On Wednesday, June 17, 2009 2:56 AM Patrick Garies wrote:
> 1. There are free fonts out there and they will likely become more
> prevalent with support for TrueType and OpenType fonts on the Web.

Yes, it's likely that there will be more free fonts available. 
However, the technology like EOT does not preclude the use of free fonts - it will facilitate their use in exactly the same way that it will enable the use of commercial fonts. 
The bottom line is that "EOT-like" web font solution: 
- empowers web designers to make their own choices of fonts, regardless whether it's free or commercial;
- enables high-quality typography on the web;
- puts the freedom of choice in the hand of the web designer with many different options (both free and for pay) available for them to choose.
To the contrary, the raw TrueType / OpenType solution is very limited and deprives the web designers of this freedom.

> 2. These "high-quality fonts" will only be available to "billions of
> [W]eb users" that pay for them.

The high-quality fonts will be available to millions of web designers who'd choose to pay for them. The billions of web users will benefit as a result from the rich typography that the Web will have to offer. They [web users] will get a new, friendly and readable web, at no cost to them.

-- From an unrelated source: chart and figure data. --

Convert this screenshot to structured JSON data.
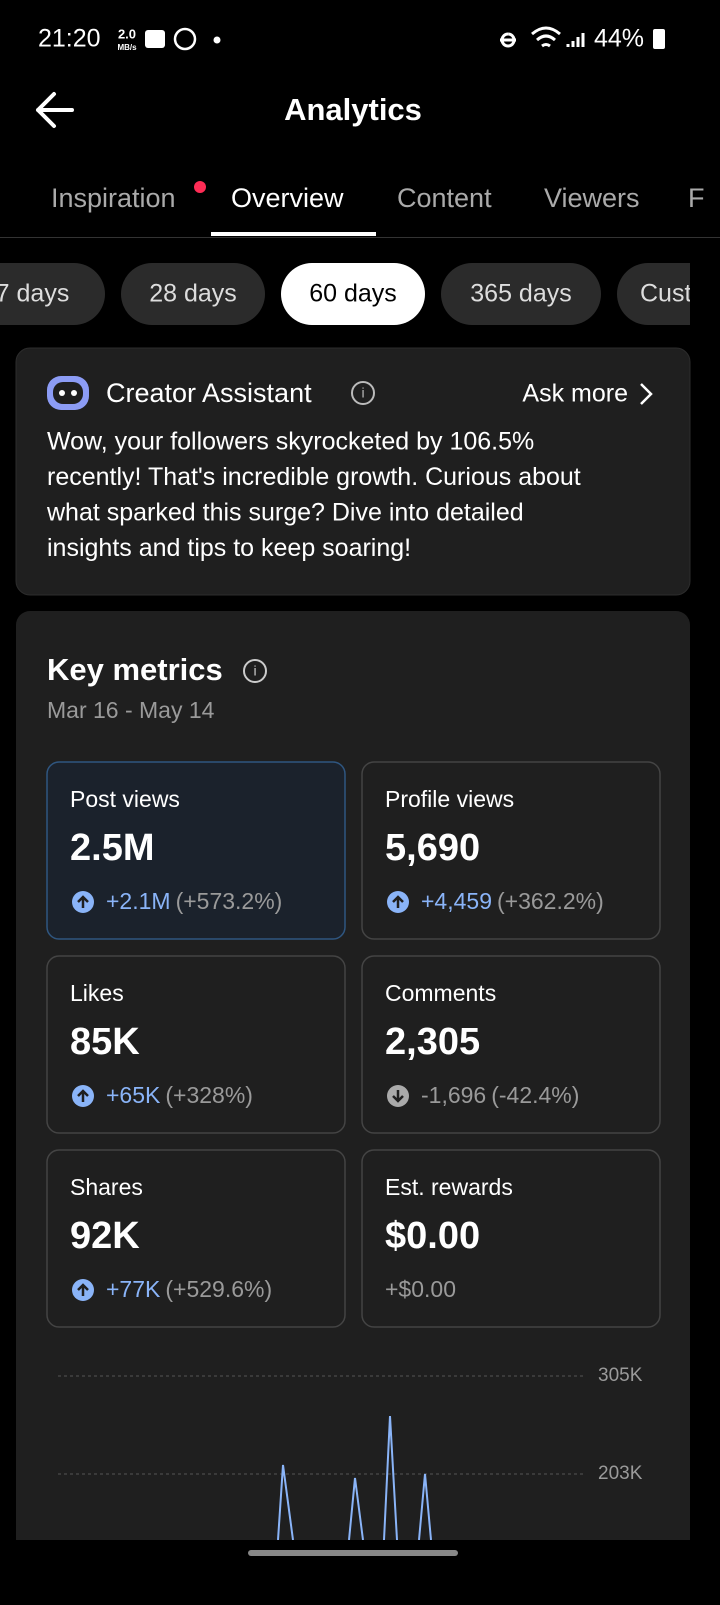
{
  "status_bar": {
    "time": "21:20",
    "speed": "2.0",
    "speed_unit": "MB/s",
    "battery": "44%"
  },
  "header": {
    "title": "Analytics"
  },
  "tabs": [
    "Inspiration",
    "Overview",
    "Content",
    "Viewers",
    "F"
  ],
  "ranges": [
    "7 days",
    "28 days",
    "60 days",
    "365 days",
    "Custom"
  ],
  "assistant": {
    "title": "Creator Assistant",
    "action": "Ask more",
    "lines": [
      "Wow, your followers skyrocketed by 106.5%",
      "recently! That's incredible growth. Curious about",
      "what sparked this surge? Dive into detailed",
      "insights and tips to keep soaring!"
    ]
  },
  "key_metrics": {
    "title": "Key metrics",
    "period": "Mar 16 - May 14",
    "cards": [
      {
        "label": "Post views",
        "value": "2.5M",
        "change": "+2.1M",
        "pct": "(+573.2%)",
        "trend": "up"
      },
      {
        "label": "Profile views",
        "value": "5,690",
        "change": "+4,459",
        "pct": "(+362.2%)",
        "trend": "up"
      },
      {
        "label": "Likes",
        "value": "85K",
        "change": "+65K",
        "pct": "(+328%)",
        "trend": "up"
      },
      {
        "label": "Comments",
        "value": "2,305",
        "change": "-1,696",
        "pct": "(-42.4%)",
        "trend": "down"
      },
      {
        "label": "Shares",
        "value": "92K",
        "change": "+77K",
        "pct": "(+529.6%)",
        "trend": "up"
      },
      {
        "label": "Est. rewards",
        "value": "$0.00",
        "change": "+$0.00"
      }
    ],
    "chart_ticks": [
      "305K",
      "203K"
    ]
  }
}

> 3. In gaining this "freedom" to purchase licenses, you are sacrificing
> freedom with formats like EOT which, apparently, are patent-encumbered.

The use of patented technology does not require sacrificing any freedom, especially if the patent holder makes a commitment to make the IP available for worldwide use, freely and without any discrimination. In fact, the use of patented technology brings you more freedom even if one needs to pay for it. Digital video and audio are heavily patented technologies, yet in just a few years they transformed the world. Patent protection is the driving force behind many technological breakthrough - it makes it worthwhile for companies to invest in R&D and be able to recover their investments and to profit from them. Everybody benefits as a result - the world wouldn't have HDTV, iPod and iPhone (and many other gadgets that we *love* paying for) without patents. EOT doesn't make you pay for fonts, it enables web designers who would love to do it do exactly what they love. Everybody else will benefit from their work free of charge.

> 4. Much of the problem with being unable to render certain languages on
> the Web reliably will be mitigated by being able to download fonts—any
> font—with the glyphs necessary to display the characters. This doesn't
> require a particularly high-quality font.

Web users who rely on downloadable fonts to render certain languages are likely to have slow and unreliable internet connections - they would definitely benefit from downloadable fonts being as small as possible. This is where efficient compression becomes most valuable, and it does not discriminate - it will compress equally well a font that you've got for free, or the one that you chose to pay for.
As far as quality is concerned - you are free to choose to use a free font of poor quality or pay a few bucks for a font that is high-quality. It's your website and nobody shall deny you this freedom of choice.